Economic data may show a strong labor market, but tech layoffs are picking up.
This year Peloton, Microsoft, Robinhood, Coinbase, Netflix, Shopify, Lyft, Twitter, and Meta all announced significant staff reductions. Others such as Google, Apple, and Amazon have announced hiring freezes.
With job cuts expected to be up by 48% year-over-year, there are bound to be more layoffs on the horizon. For those at the lower and mid rungs of the corporate ladder, losing a job during an economic downturn can be traumatic and set off a myriad of financial problems.
Albeit, taking intentional steps toward your finances can reduce the effect of a job disruption and boost your odds of a positive next chapter. If you still have a job, you may be working on borrowed time. This may be the final stretch to put your finances in order before you get the ax.
Here are several steps you can take now to prepare your finances and soften the effects that come with losing a job.
9 Things You Can Do to Prepare Your Finances if You Face Layoffs
1. Have emergency savings.
The flurry of job losses has highlighted the importance of having emergency savings.
The usual rule of thumb is having 6-months worth of your salary stashed in a separate account. However, given the direction of the economy, coupled with rising consumer prices, you may have to increase your threshold. If possible, save one year’s worth of salary.
2. Lower your living costs.
Rising consumer prices have forced many to pinch their pockets for money. However, with the threat of sack ever looming, now may be the time to tighten your budget even further.
Revisit your budget and look for areas where you can lower your monthly expenses. If you eat out frequently, you may consider cooking at home. Buy generic brands, reduce social outings and look for subscriptions which you can do away with for now.
While this will help you save money, it will also enable you to develop the frugal lifestyle you’ll need to get by if you lose your job. You are inadvertently training yourself.
3. Create other streams of income.
This is not the time to depend on one stream of income.
The more streams you have, the more chances of making more money and even reducing the effect of a job loss. You can create multiple streams by starting a side hustle, getting a second job, or monetizing your skills.
4. Boost your investments.
Rather than having money sitting in your account, why not put your funds to work?
Even though the economic downturn and interest rate hikes have reduced the valuations of assets, there are still areas where you can get decent returns for your investments. You can consider investing in bonds, for a start.
5. Increase your savings.
Setting money aside is the first step towards financial independence.
With economic uncertainty abounding, you can never be sure of how much you would need to get by when the ax falls.
Try to increase your savings. If you save 10% of your monthly income, try to double that amount. Any money set aside will go a long way to help. Also, knowing that you have enough money stashed somewhere reduces the anxiety that comes from the fear of a job loss.
6. Double down on reducing debt.
It’s no good paying for debt when you are out of a job.
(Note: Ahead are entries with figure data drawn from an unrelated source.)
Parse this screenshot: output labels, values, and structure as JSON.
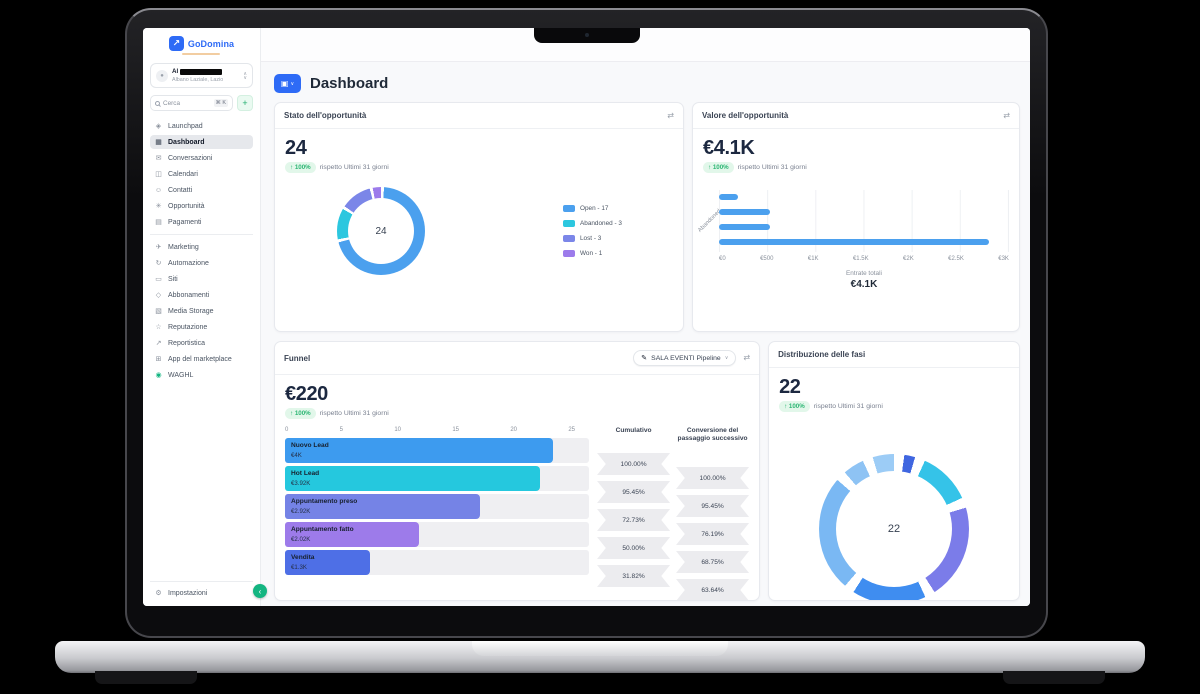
{
  "brand": {
    "name": "GoDomina"
  },
  "account": {
    "name_visible": "Al",
    "location": "Albano Laziale, Lazio"
  },
  "search": {
    "placeholder": "Cerca",
    "shortcut": "⌘ K",
    "add_label": "+"
  },
  "icons": {
    "logo_arrow": "↗",
    "avatar": "●",
    "chevron_up": "∧",
    "chevron_down": "∨",
    "exchange": "⇄",
    "pencil": "✎",
    "chat_fab": "‹"
  },
  "sidebar": {
    "primary": [
      {
        "label": "Launchpad",
        "glyph": "◈"
      },
      {
        "label": "Dashboard",
        "glyph": "▦"
      },
      {
        "label": "Conversazioni",
        "glyph": "✉"
      },
      {
        "label": "Calendari",
        "glyph": "◫"
      },
      {
        "label": "Contatti",
        "glyph": "☺"
      },
      {
        "label": "Opportunità",
        "glyph": "✳"
      },
      {
        "label": "Pagamenti",
        "glyph": "▤"
      }
    ],
    "secondary": [
      {
        "label": "Marketing",
        "glyph": "✈"
      },
      {
        "label": "Automazione",
        "glyph": "↻"
      },
      {
        "label": "Siti",
        "glyph": "▭"
      },
      {
        "label": "Abbonamenti",
        "glyph": "◇"
      },
      {
        "label": "Media Storage",
        "glyph": "▧"
      },
      {
        "label": "Reputazione",
        "glyph": "☆"
      },
      {
        "label": "Reportistica",
        "glyph": "↗"
      },
      {
        "label": "App del marketplace",
        "glyph": "⊞"
      },
      {
        "label": "WAGHL",
        "glyph": "◉"
      }
    ],
    "settings": {
      "label": "Impostazioni",
      "glyph": "⚙"
    }
  },
  "header": {
    "title": "Dashboard",
    "menu_glyph": "▣",
    "chevron": "∨"
  },
  "common": {
    "delta": "↑ 100%",
    "period": "rispetto Ultimi 31 giorni"
  },
  "cards": {
    "stato": {
      "title": "Stato dell'opportunità",
      "value": "24",
      "donut_center": "24",
      "segments": [
        {
          "label": "Open - 17",
          "color": "#4BA0EE",
          "value": 17
        },
        {
          "label": "Abandoned - 3",
          "color": "#2CC7DF",
          "value": 3
        },
        {
          "label": "Lost - 3",
          "color": "#7B86E8",
          "value": 3
        },
        {
          "label": "Won - 1",
          "color": "#9C7BEB",
          "value": 1
        }
      ]
    },
    "valore": {
      "title": "Valore dell'opportunità",
      "value": "€4.1K",
      "axis_label": "Abandoned",
      "bar_color": "#4BA0EE",
      "x_max": 3000,
      "bars": [
        {
          "value": 200
        },
        {
          "value": 530
        },
        {
          "value": 530
        },
        {
          "value": 2800
        }
      ],
      "x_ticks": [
        "€0",
        "€500",
        "€1K",
        "€1.5K",
        "€2K",
        "€2.5K",
        "€3K"
      ],
      "footer_label": "Entrate totali",
      "footer_value": "€4.1K"
    },
    "funnel": {
      "title": "Funnel",
      "pipeline_label": "SALA EVENTI Pipeline",
      "value": "€220",
      "x_max": 25,
      "x_ticks": [
        "0",
        "5",
        "10",
        "15",
        "20",
        "25"
      ],
      "stages": [
        {
          "name": "Nuovo Lead",
          "value": "€4K",
          "count": 22,
          "color": "#3D9BEF"
        },
        {
          "name": "Hot Lead",
          "value": "€3.92K",
          "count": 21,
          "color": "#25C8DE"
        },
        {
          "name": "Appuntamento preso",
          "value": "€2.92K",
          "count": 16,
          "color": "#7583E6"
        },
        {
          "name": "Appuntamento fatto",
          "value": "€2.02K",
          "count": 11,
          "color": "#9D7BEA"
        },
        {
          "name": "Vendita",
          "value": "€1.3K",
          "count": 7,
          "color": "#4E6FE6"
        }
      ],
      "cumulative_header": "Cumulativo",
      "conversion_header": "Conversione del passaggio successivo",
      "cumulative": [
        "100.00%",
        "95.45%",
        "72.73%",
        "50.00%",
        "31.82%"
      ],
      "conversion": [
        "100.00%",
        "95.45%",
        "76.19%",
        "68.75%",
        "63.64%"
      ]
    },
    "fasi": {
      "title": "Distribuzione delle fasi",
      "value": "22",
      "donut_center": "22",
      "segments": [
        {
          "color": "#3F66E0",
          "value": 1
        },
        {
          "color": "#35C3E8",
          "value": 3
        },
        {
          "color": "#7B7CE9",
          "value": 5
        },
        {
          "color": "#3F8DF0",
          "value": 4
        },
        {
          "color": "#7AB8F3",
          "value": 6
        },
        {
          "color": "#8EC3F4",
          "value": 1.5
        },
        {
          "color": "#9CCCF6",
          "value": 1.5
        }
      ]
    }
  }
}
It rolls back whatever progress you have made toward attaining financial independence. Since you are still employed, this is the time to double down on your debt payment and reduce what you owe.
Start with those with the highest interest rate and work your way down.
Whenever you are paid, increase your monthly contributions.
You will still need to pay your debt anyway regardless if you have a job or not. So why wait?
7. Stay off credit cards.
The economic downturn has made a lot of people depend on credit cards just to get by.
Credit card debt has soared above pre-pandemic levels. This implies that a lot of jobless people will be faced with huge debt. If you are among those still working, this is the time to reduce your credit card usage.
While it allows you to reduce your debt, it also enables you to develop sound money management characteristics which you’ll need to achieve financial independence.
8. Learn/upskill.
When companies start to trim the workforce, workers that are first shown the exit door are often those deemed to have low value.
The last to go are those which the company places a high value upon. Given the wave of layouts, this may be a good time to upskill and increase your worth. The benefit of this is that even when you get laid off, you have a higher chance of getting another job, and an even better-paying one.
So, it’s never a bad thing to improve and equip ourselves with new skills.
9. Protect your retirement savings.
Many people use their jobs to save money for their retirement.
If the firm where you were laid off offered a 401(k), you’ll need to decide what to do with that account.
The majority of employers let you keep your plan with them even after you quit. If you have less than $5,000 in the account, however, the funds might be transferred to your retirement account.
However, you won’t be allowed to keep making contributions to a plan at a business you’ve left. Additionally, the amount you can borrow from the account or withdraw from it might be restricted.
Layoffs: Final Thoughts
The pandemic forced many companies to overshoot their estimate and go on a hiring spree.
With the economy slowing down, many companies have been forced to revise their hiring plans and lay off workers. While this is an unfortunate event, it also provides a learning curve on how you can prepare for uncertain times.
Having a plan in place may not exclude you from the eventual fallout, but it will soften the blow on yourself and your finances in the long term. By applying some of the tips outlined above, you put yourself in a better position to navigate the travails of being unemployed.